Recently, World Health Organization (WHO) published 12 lists of antibiotic-resistant, which represent the greatest threat to human health. The list was drawn up to be a guide and promote a research and development (R&D) of the new antibiotics, as part of the WHO's efforts to deliver the growing global resistance to antimicrobial pharmaceuticals.

According to The Guardian, the health experts have already warned that the resistance to the medicines that are used to fight infections could bring a bigger risk to humankind than cancer. These bacteria have built-in capacities to discover better approaches to resist the treatment and go along with the hereditary material that permits other bacteria to become a drug-resistant as well.

If the antibacterial medicines may lose its effectiveness, the key medical methods including organ transplantation, caesarean sections, joint replacement, and chemotherapy might turn out to be more dangerous to perform. It has 700,000 individuals around the globe die every year because of the drug-resistant infection, and it has been estimated that such infections will reach 10m of individuals will be dead by the year 2050.

The World Health Organization divided the list into three categories as indicated by the urgency of the requirement for the new antibiotics: critical, high, and medium priority. The most critical group of all includes multidrug resistant bacteria that represents a specific threat in hospitals, nursing homes, and among the patients whose care is needed a device such as ventilators and blood catheters.

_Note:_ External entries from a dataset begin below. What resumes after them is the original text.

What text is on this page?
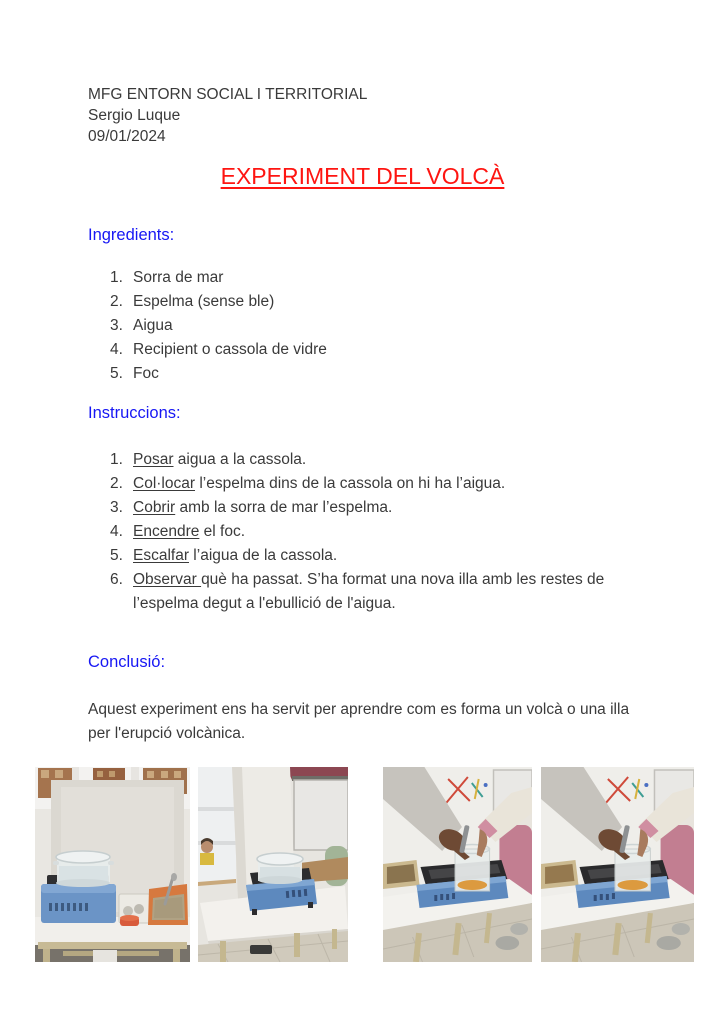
MFG ENTORN SOCIAL I TERRITORIAL
Sergio Luque
09/01/2024
EXPERIMENT DEL VOLCÀ
Ingredients:
1. Sorra de mar
2. Espelma (sense ble)
3. Aigua
4. Recipient o cassola de vidre
5. Foc
Instruccions:
1. Posar aigua a la cassola.
2. Col·locar l’espelma dins de la cassola on hi ha l’aigua.
3. Cobrir amb la sorra de mar l’espelma.
4. Encendre el foc.
5. Escalfar l’aigua de la cassola.
6. Observar què ha passat. S’ha format una nova illa amb les restes de l’espelma degut a l'ebullició de l'aigua.
Conclusió:

Aquest experiment ens ha servit per aprendre com es forma un volcà o una illa per l'erupció volcànica.
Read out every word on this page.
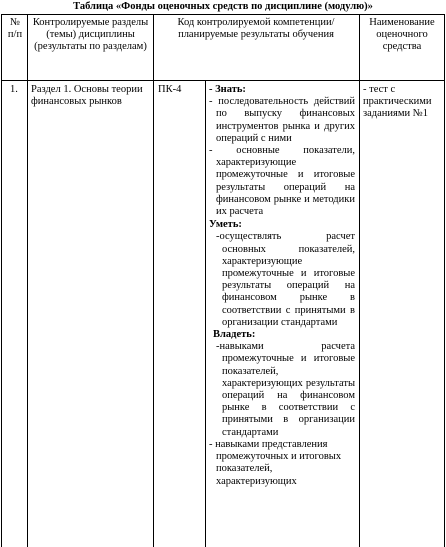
Таблица «Фонды оценочных средств по дисциплине (модулю)»
№ п/п
Контролируемые разделы (темы) дисциплины (результаты по разделам)
Код контролируемой компетенции/планируемые результаты обучения
Наименование оценочного средства
1. Раздел 1. Основы теории финансовых рынков
ПК-4	- Знать:
- последовательность действий по выпуску финансовых инструментов рынка и других операций с ними
- основные показатели, характеризующие промежуточные и итоговые результаты операций на финансовом рынке и методики их расчета
Уметь:
-осуществлять расчет основных показателей, характеризующие промежуточные и итоговые результаты операций на финансовом рынке в соответствии с принятыми в организации стандартами
Владеть:
-навыками расчета промежуточные и итоговые показателей, характеризующих результаты операций на финансовом рынке в соответствии с принятыми в организации стандартами
- навыками представления промежуточных и итоговых показателей, характеризующих
- тест с практическими заданиями №1
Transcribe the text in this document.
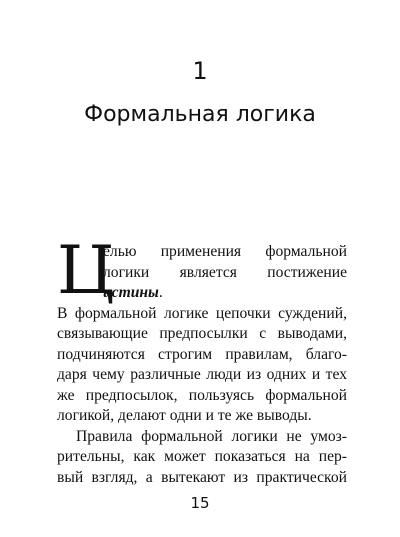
1
Формальная логика
Ц
елью применения формальной
логики является постижение
истины.
В формальной логике цепочки суждений,
связывающие предпосылки с выводами,
подчиняются строгим правилам, благо-
даря чему различные люди из одних и тех
же предпосылок, пользуясь формальной
логикой, делают одни и те же выводы.
Правила формальной логики не умоз-
рительны, как может показаться на пер-
вый взгляд, а вытекают из практической
15
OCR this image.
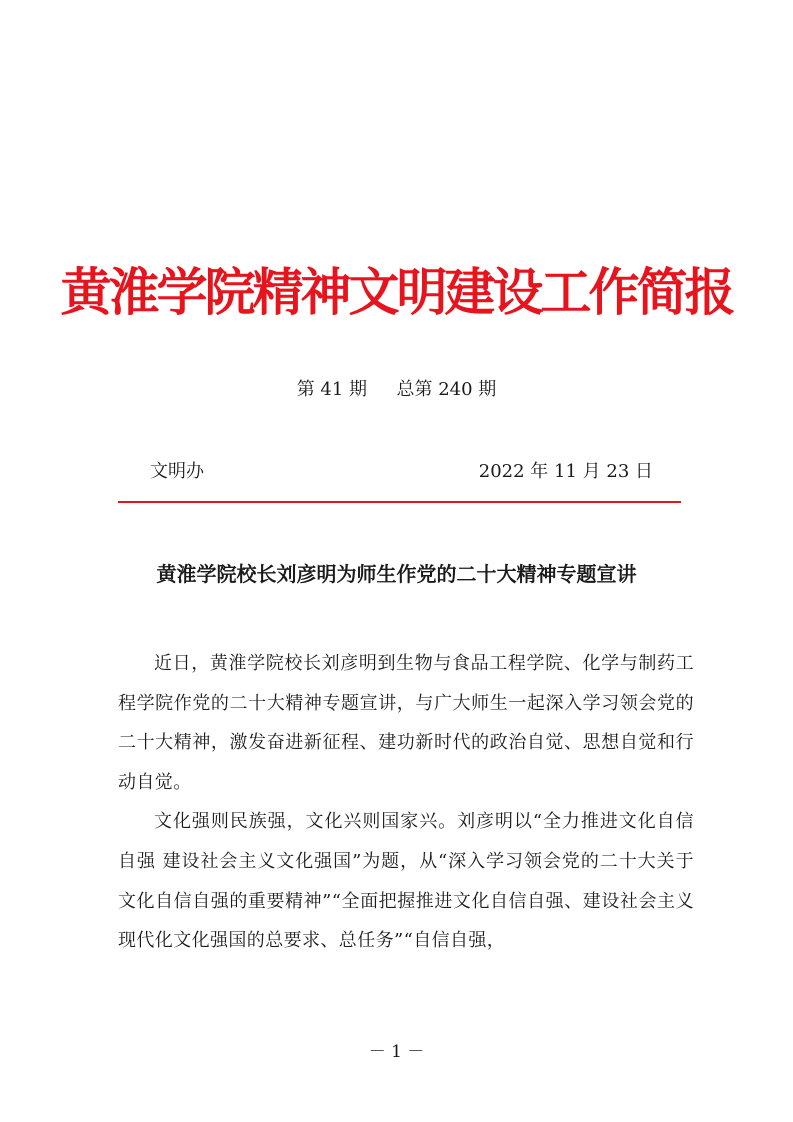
黄淮学院精神文明建设工作简报
第 41 期　  总第 240 期
文明办	2022 年 11 月 23 日
黄淮学院校长刘彦明为师生作党的二十大精神专题宣讲

近日，黄淮学院校长刘彦明到生物与食品工程学院、化学与制药工程学院作党的二十大精神专题宣讲，与广大师生一起深入学习领会党的二十大精神，激发奋进新征程、建功新时代的政治自觉、思想自觉和行动自觉。

文化强则民族强，文化兴则国家兴。刘彦明以“全力推进文化自信自强 建设社会主义文化强国”为题，从“深入学习领会党的二十大关于文化自信自强的重要精神”“全面把握推进文化自信自强、建设社会主义现代化文化强国的总要求、总任务”“自信自强，

－ 1 －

The WHO hoped that this list would spur governments to set up an arrangement to boost the developments of the new medications. The list produced in a collaboration with the Division of Infectious Diseases at the University of Tübingen, Germany, by using a multi-care choice analysis method checked by a group of international specialists.

While R&D is vital, it is still cannot solve the problem alone. To address the resistance, there must be a better prevention of infections and suitable use of the existing antibiotic in humans and animals, and additionally a rational use of any new antibiotic agents that are produced in the future.